Bochas en la pared con bolas
Las sentadillas en la pared con pelotas demandan mucho trabajo del cuádriceps. Para comenzar, coloque una pelota de ejercicios contra una pared. Párese de espaldas a la pared con los pies ligeramente más anchos que el ancho de los hombros. La pelota debe estar apretada entre la pared y el medio de la columna vertebral. Doble las rodillas hasta que sus piernas estén en un ángulo de 90 grados y luego extienda las piernas sin bloquear las rodillas.
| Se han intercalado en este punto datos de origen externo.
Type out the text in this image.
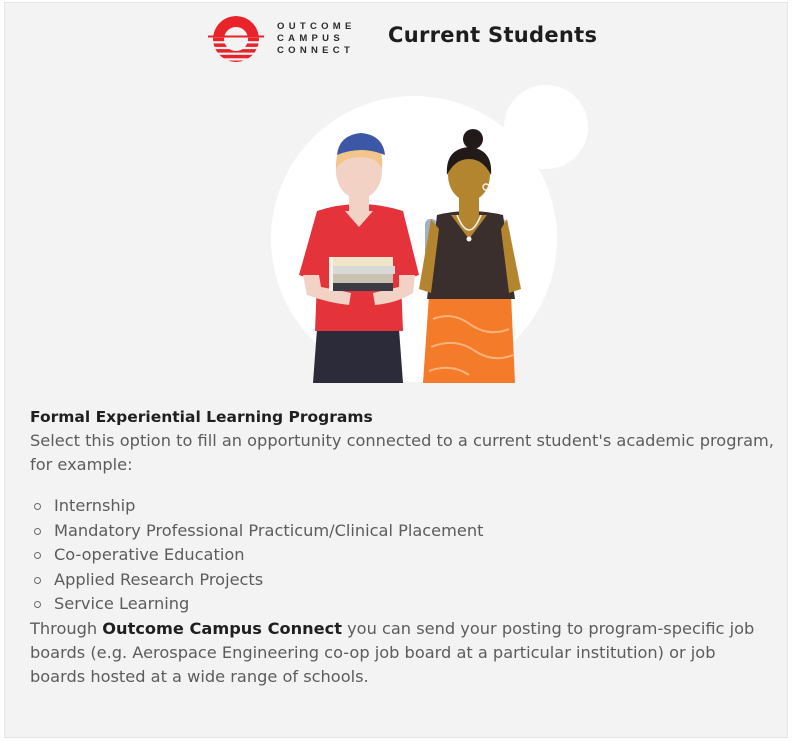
OUTCOME
CAMPUS
CONNECT
Current Students
Formal Experiential Learning Programs

Select this option to fill an opportunity connected to a current student's academic program, for example:

Internship
Mandatory Professional Practicum/Clinical Placement
Co-operative Education
Applied Research Projects
Service Learning

Through Outcome Campus Connect you can send your posting to program-specific job boards (e.g. Aerospace Engineering co-op job board at a particular institution) or job boards hosted at a wide range of schools.
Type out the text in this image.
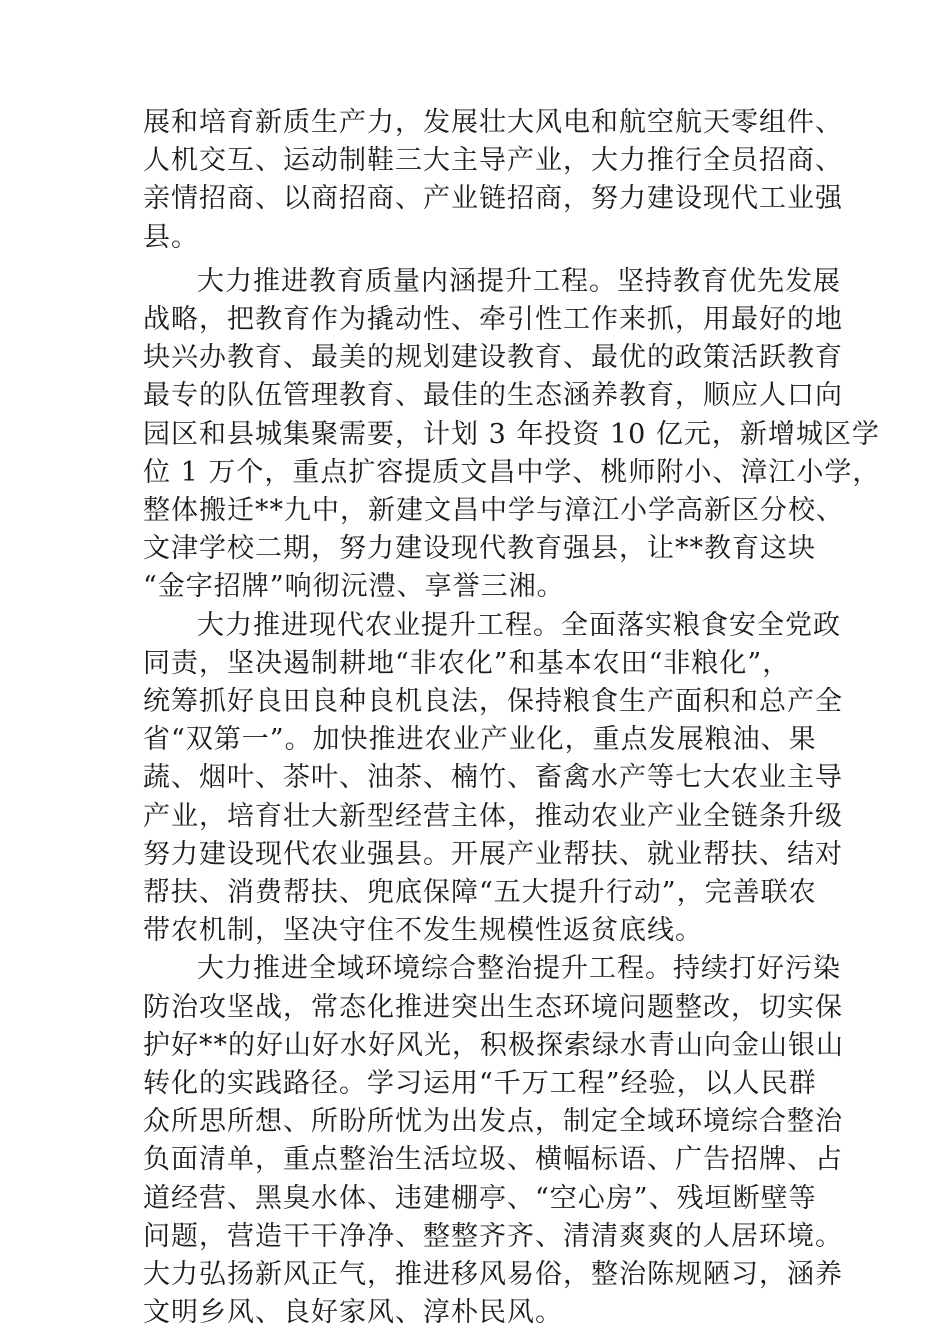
展和培育新质生产力，发展壮大风电和航空航天零组件、
人机交互、运动制鞋三大主导产业，大力推行全员招商、
亲情招商、以商招商、产业链招商，努力建设现代工业强
县。
大力推进教育质量内涵提升工程。坚持教育优先发展
战略，把教育作为撬动性、牵引性工作来抓，用最好的地
块兴办教育、最美的规划建设教育、最优的政策活跃教育
最专的队伍管理教育、最佳的生态涵养教育，顺应人口向
园区和县城集聚需要，计划 3 年投资 10 亿元，新增城区学
位 1 万个，重点扩容提质文昌中学、桃师附小、漳江小学，
整体搬迁**九中，新建文昌中学与漳江小学高新区分校、
文津学校二期，努力建设现代教育强县，让**教育这块
“金字招牌”响彻沅澧、享誉三湘。
大力推进现代农业提升工程。全面落实粮食安全党政
同责，坚决遏制耕地“非农化”和基本农田“非粮化”，
统筹抓好良田良种良机良法，保持粮食生产面积和总产全
省“双第一”。加快推进农业产业化，重点发展粮油、果
蔬、烟叶、茶叶、油茶、楠竹、畜禽水产等七大农业主导
产业，培育壮大新型经营主体，推动农业产业全链条升级
努力建设现代农业强县。开展产业帮扶、就业帮扶、结对
帮扶、消费帮扶、兜底保障“五大提升行动”，完善联农
带农机制，坚决守住不发生规模性返贫底线。
大力推进全域环境综合整治提升工程。持续打好污染
防治攻坚战，常态化推进突出生态环境问题整改，切实保
护好**的好山好水好风光，积极探索绿水青山向金山银山
转化的实践路径。学习运用“千万工程”经验，以人民群
众所思所想、所盼所忧为出发点，制定全域环境综合整治
负面清单，重点整治生活垃圾、横幅标语、广告招牌、占
道经营、黑臭水体、违建棚亭、“空心房”、残垣断壁等
问题，营造干干净净、整整齐齐、清清爽爽的人居环境。
大力弘扬新风正气，推进移风易俗，整治陈规陋习，涵养
文明乡风、良好家风、淳朴民风。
Recuerde mantener los talones planos en el suelo: cuanto más peso tenga en los dedos de los pies, mayor será el estrés en la rodilla.
Band Walk
La banda camina fortalece los tendones y ligamentos, así como los músculos de las piernas. Estos tejidos estabilizadores son importantes para rehabilitar las lesiones de rodilla, según el experto en rehabilitación Jonathan Cluett, MD. El paseo de la banda se completa colocando una banda de ejercicio debajo de los pies y sosteniendo las manijas a los lados. Los usuarios deben comenzar con los pies separados al ancho de los hombros. Camina hacia la izquierda con el pie izquierdo y luego desliza la pierna derecha hacia la izquierda hasta que los pies estén de nuevo al ancho de los hombros. Realice de ocho a 15 repeticiones en un lado y luego en el otro, de dos a cuatro series.
Box Squat
La sentadilla con caja simula levantarse de un sofá o una silla. Este ejercicio fortalece los músculos cuádriceps, isquiotibiales y glúteos sin agregar el exceso de estrés del peso externo. Para comenzar, coloque una silla, banco o caja detrás de usted. Párese frente a él con los pies ligeramente más anchos que el ancho de los hombros. Entonces simplemente siéntate y ponte de pie. Dependiendo de la gravedad de la lesión y la fuerza de la pierna, intente completar de cinco a 15 repeticiones de dos a cuatro series.
Sentadilla apoyada
La sentadilla soportada es una variación de la sentadilla de la caja. Debe ser realizado por aquellos que sienten que la posición en cuclillas es demasiado fácil. Para comenzar, sostenga un soporte, ya sea un palo de escoba o un poste de soporte de la casa. Párese con los pies ligeramente más anchos que el ancho de los hombros. Manteniendo los talones en el suelo y con la espalda plana, póngase en cuclillas tanto como sea posible y luego párese.Realice de ocho a 15 repeticiones de dos a cuatro series.